Julian Levine: The Role of Contextualization in L2 Vocabulary Measurement

March 7, 2023

Tuesday, March 7, 2023

2:00 - 4:00 PM (PST) at Berkeley Way West 1204 and via Zoom

Open to GSE faculty, students, and community.

Request a zoom link from convenors@bear.berkeley.edu

Abstract:

Vocabulary knowledge undergirds every major language skill (reading, listening, writing, speaking) and is essential to achieving high levels of proficiency in a language. Given the importance of vocabulary in language acquisition, valid and reliable instruments for its measurement are necessary. Yet despite the fact that such assessments have been in use for decades, they have typically not been subjected to extensive and systematic validation procedures. As such, lots of questions remain unanswered; one particular issue that has not received sufficient attention concerns the role of contextualization in vocabulary measurement. Should vocabulary words be tested in context, such that items mirror target language use situations? Or is it better to test words in isolation, so as to mitigate the influence of confounding facets? Three hypotheses are considered regarding context-dependence and vocabulary measurement: that contextualized and decontextualized knowledge lie on a spectrum of word knowledge, that words vary in their degree of context-dependence, and that contextualized and decontextualized items measure different constructs. These ideas require further investigation to provide more accurate measures of vocabulary in L2 learners.

About the speaker:

Julian Levine earned an MA in Education (Social Research Methodologies) from UC Berkeley in 2022. As an educator, he taught English in South Korea for two and a half years, and also spent a year and a half tutoring calculus at the UC Berkeley Athletic Study Center.

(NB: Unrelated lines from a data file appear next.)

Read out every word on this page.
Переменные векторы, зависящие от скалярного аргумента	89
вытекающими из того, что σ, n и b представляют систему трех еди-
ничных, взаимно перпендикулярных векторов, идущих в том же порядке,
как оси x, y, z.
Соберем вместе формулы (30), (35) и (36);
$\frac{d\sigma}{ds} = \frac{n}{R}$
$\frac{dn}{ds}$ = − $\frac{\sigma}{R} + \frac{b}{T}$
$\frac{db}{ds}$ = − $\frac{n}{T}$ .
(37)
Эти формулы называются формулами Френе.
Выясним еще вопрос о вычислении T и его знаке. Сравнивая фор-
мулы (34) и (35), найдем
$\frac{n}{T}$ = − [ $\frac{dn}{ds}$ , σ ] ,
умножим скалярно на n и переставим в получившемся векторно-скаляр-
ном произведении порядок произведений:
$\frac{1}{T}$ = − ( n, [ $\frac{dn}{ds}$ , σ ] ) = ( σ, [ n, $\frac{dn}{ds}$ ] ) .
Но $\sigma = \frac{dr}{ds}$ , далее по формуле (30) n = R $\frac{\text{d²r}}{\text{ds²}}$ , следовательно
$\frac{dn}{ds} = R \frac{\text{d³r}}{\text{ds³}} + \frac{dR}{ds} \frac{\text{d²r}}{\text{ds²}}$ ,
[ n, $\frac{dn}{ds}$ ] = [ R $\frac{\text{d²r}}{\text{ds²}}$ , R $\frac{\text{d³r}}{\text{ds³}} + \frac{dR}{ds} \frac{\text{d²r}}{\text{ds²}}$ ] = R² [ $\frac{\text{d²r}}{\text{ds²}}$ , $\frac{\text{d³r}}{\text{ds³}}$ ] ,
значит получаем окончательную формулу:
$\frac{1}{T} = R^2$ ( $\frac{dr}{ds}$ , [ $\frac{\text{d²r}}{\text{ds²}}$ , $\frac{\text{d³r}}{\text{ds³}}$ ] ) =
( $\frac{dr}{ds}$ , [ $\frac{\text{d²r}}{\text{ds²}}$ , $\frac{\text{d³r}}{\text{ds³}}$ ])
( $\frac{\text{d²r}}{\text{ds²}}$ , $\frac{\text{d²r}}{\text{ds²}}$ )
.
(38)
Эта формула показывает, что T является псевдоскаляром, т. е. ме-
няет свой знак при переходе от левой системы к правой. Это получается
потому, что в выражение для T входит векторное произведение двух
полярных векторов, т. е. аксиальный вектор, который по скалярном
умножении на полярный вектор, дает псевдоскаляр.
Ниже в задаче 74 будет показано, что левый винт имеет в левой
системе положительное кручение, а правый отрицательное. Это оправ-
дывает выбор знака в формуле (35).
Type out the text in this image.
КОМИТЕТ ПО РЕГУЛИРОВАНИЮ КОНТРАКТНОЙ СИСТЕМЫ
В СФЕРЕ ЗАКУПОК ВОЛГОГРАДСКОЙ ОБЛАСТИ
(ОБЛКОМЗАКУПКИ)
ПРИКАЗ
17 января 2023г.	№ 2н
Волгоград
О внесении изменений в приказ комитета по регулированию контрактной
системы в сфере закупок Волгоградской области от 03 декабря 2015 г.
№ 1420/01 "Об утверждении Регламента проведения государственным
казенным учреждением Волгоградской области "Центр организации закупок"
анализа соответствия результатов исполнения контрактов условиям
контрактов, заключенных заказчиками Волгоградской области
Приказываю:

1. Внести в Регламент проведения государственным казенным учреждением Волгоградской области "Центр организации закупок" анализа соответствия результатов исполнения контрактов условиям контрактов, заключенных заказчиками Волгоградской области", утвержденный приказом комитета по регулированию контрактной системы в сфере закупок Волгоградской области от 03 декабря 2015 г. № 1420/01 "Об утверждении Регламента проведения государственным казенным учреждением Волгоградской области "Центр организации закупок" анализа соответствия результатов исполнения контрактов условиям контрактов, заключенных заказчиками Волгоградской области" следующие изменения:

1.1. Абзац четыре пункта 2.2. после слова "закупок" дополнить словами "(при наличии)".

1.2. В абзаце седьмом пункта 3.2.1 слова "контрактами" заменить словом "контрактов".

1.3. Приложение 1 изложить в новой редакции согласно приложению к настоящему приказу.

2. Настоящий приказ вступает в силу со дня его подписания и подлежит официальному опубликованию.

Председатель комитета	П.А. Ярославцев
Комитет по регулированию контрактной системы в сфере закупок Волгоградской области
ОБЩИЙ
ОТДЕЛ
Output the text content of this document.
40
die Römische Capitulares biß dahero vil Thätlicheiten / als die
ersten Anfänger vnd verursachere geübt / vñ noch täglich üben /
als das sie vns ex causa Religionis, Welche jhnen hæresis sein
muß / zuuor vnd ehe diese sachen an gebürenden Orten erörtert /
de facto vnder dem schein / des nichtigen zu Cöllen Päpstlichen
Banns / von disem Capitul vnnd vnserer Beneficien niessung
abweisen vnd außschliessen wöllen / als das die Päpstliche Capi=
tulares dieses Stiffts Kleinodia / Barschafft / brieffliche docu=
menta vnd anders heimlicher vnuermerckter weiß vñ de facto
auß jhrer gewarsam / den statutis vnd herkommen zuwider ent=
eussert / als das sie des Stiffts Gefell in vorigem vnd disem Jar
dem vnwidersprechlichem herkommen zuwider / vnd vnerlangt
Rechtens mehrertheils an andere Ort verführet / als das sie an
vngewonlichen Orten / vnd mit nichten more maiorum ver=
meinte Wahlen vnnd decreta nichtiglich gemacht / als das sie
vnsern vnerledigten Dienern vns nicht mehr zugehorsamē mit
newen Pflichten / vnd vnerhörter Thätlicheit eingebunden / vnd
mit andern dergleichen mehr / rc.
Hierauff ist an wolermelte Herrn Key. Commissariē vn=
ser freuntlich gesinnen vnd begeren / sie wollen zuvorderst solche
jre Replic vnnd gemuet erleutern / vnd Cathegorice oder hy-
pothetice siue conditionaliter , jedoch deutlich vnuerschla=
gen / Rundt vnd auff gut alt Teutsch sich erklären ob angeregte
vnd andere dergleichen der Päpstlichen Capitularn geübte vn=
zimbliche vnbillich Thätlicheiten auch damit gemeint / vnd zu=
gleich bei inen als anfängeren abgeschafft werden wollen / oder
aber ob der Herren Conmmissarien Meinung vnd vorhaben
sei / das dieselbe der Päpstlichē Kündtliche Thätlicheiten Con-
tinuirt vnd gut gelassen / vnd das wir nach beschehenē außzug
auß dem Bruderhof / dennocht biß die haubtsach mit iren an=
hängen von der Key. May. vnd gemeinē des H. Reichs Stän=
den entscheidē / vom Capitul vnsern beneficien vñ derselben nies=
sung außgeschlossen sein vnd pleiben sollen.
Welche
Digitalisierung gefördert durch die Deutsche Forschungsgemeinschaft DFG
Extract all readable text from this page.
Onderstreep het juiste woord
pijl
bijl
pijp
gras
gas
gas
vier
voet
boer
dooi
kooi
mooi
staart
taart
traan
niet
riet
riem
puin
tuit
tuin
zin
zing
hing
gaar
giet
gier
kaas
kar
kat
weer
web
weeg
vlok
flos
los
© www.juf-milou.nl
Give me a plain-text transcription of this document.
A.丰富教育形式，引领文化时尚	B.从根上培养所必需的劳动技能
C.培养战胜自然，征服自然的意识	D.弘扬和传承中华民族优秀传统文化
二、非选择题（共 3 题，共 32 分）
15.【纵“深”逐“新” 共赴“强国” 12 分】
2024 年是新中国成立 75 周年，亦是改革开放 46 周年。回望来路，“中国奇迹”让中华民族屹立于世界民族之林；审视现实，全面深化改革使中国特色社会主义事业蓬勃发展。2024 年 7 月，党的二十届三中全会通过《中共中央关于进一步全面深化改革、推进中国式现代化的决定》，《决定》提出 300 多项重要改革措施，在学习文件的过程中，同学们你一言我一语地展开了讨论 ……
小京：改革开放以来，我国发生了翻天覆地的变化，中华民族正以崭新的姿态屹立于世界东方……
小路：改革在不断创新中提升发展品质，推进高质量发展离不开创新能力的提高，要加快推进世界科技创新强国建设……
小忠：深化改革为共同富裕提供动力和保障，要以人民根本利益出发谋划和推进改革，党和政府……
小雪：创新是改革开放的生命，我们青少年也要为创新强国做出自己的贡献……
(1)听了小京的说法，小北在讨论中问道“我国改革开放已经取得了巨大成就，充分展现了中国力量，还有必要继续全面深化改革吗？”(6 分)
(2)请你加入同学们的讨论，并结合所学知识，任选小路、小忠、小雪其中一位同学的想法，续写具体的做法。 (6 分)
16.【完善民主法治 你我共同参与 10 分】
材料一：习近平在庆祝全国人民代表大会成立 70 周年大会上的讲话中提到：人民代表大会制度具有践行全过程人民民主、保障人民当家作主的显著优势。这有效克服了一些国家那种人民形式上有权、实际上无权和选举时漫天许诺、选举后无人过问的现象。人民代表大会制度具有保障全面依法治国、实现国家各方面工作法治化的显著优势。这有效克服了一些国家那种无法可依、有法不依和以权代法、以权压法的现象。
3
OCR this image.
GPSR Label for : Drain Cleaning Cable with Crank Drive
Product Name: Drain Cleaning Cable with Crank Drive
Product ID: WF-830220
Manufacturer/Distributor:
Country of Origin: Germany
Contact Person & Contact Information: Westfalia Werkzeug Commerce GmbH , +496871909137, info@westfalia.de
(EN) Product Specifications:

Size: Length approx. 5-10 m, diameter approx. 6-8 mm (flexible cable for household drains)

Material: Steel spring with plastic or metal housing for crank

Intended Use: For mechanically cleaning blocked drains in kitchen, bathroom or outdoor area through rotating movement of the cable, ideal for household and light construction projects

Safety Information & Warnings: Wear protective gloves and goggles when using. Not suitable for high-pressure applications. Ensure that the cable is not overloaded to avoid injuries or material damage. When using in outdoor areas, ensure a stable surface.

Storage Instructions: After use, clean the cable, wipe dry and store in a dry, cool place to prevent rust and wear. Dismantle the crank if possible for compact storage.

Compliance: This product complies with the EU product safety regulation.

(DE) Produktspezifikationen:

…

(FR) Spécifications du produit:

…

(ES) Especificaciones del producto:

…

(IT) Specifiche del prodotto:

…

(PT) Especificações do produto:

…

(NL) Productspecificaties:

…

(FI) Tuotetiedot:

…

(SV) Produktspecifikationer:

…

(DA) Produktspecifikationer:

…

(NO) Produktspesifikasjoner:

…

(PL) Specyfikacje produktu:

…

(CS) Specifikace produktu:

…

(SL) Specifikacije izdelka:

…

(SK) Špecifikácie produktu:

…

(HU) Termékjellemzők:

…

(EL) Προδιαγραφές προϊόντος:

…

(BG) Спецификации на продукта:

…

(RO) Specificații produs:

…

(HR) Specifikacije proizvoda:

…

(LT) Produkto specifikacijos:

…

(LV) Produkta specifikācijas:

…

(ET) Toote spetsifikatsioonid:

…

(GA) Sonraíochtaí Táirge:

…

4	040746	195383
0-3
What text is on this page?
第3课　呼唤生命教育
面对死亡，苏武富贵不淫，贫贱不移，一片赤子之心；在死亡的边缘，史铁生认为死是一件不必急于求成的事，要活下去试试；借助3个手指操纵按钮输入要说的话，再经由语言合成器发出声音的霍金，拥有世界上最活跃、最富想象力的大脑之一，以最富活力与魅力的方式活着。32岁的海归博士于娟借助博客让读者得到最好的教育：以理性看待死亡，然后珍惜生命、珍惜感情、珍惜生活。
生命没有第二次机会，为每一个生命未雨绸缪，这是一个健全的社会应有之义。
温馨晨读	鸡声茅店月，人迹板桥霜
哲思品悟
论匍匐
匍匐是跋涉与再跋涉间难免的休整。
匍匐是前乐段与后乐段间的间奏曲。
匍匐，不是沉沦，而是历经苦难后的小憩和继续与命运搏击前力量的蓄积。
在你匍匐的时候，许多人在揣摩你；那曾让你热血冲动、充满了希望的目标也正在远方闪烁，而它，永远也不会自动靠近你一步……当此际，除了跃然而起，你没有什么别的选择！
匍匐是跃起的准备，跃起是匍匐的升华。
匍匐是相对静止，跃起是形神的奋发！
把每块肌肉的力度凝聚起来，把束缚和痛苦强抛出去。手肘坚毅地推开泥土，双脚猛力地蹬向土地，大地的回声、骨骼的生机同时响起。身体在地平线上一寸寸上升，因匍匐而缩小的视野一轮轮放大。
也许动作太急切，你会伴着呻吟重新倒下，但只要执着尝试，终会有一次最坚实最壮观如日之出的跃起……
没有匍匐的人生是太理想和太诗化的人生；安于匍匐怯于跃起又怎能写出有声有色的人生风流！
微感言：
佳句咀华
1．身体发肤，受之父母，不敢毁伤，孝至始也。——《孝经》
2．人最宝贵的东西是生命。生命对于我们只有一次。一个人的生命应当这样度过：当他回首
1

He is currently pursuing a PhD in Education at the UCI School of Education, with a specialization in human development. As a member of the Digital Learning Lab at UCI, he is conducting research on the Converse to Learn project, investigating the impact of AI-powered conversational agents on children's learning outcomes. His research focuses on vocabulary, reading comprehension, and language acquisition.